This binding of the soluble forms of the chemokines CXCL16 and CX3CL1 to their transmembrane counterparts - as a prerequisite for inverse signaling - was verified by FACS analysis, morphological assays at the light- and electron-microscopic levels and chemical cross-linking experiments. Similarly, di- and multimerization of the chemokine domain of CX3CL1 had already earlier been shown by X-ray crystal structure (Hoover et al., 2000), and is also known for some other (soluble) chemokines.

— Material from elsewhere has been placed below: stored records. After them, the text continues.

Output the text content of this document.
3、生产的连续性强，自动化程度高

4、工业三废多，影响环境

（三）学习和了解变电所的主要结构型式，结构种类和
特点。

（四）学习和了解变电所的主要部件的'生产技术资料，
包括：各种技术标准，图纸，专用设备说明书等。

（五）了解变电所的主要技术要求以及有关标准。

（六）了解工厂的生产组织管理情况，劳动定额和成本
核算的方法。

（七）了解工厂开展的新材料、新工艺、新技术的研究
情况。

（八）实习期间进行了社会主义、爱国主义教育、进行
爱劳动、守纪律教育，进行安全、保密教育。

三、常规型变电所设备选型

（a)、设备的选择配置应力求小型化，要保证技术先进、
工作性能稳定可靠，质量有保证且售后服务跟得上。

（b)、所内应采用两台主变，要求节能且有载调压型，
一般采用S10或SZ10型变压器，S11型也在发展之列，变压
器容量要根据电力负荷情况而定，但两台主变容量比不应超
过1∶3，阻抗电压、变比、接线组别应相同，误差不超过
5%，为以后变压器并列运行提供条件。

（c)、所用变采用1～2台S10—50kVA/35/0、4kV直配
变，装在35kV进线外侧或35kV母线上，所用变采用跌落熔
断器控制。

Next to the ability to bind to tm-chemokines, s-chemokines may also elicit intracellular signals. This could be clearly shown in primary glioblastoma cells and corresponding cell lines. After transfection with tm-chemokine expression vectors, previously non-responsive cells may also exert inverse signaling upon stimulation with s-chemokines. Opposite to overexpression, silencing of tm-chemokines reduces signaling induced by s-chemokine stimulation. Consequently, by two different approaches (overexpression and silencing) signal transduction of the s-chemokines was shown to depend on the expression level of transmembrane CXCL16 or CX3CL1 in the responsive cell line. Apart from recombinant peptides, also the naturally shed soluble ligands as contained in conditioned media were able to induce inverse signaling and, as a sign of specificity, antibodies raised against the chemokine domain of CXCL16 or CX3CL1 yielded comparable signals. This activation of tm-chemokine signaling by intact antibodies but not by corresponding monovalent F(ab) fragments supports a putative necessity of di/oligomerization of the tm-chemokines for the inverse signaling. And indeed, a clustering/bundle formation of transmembrane CX3CL1 has been observed in transfected and primary cells by bioluminescence resonance energy transfer (BRET) and homogeneous time-resolved fluorescence (HTRF; Hermand et al., 2008; Ostuni et al., 2014).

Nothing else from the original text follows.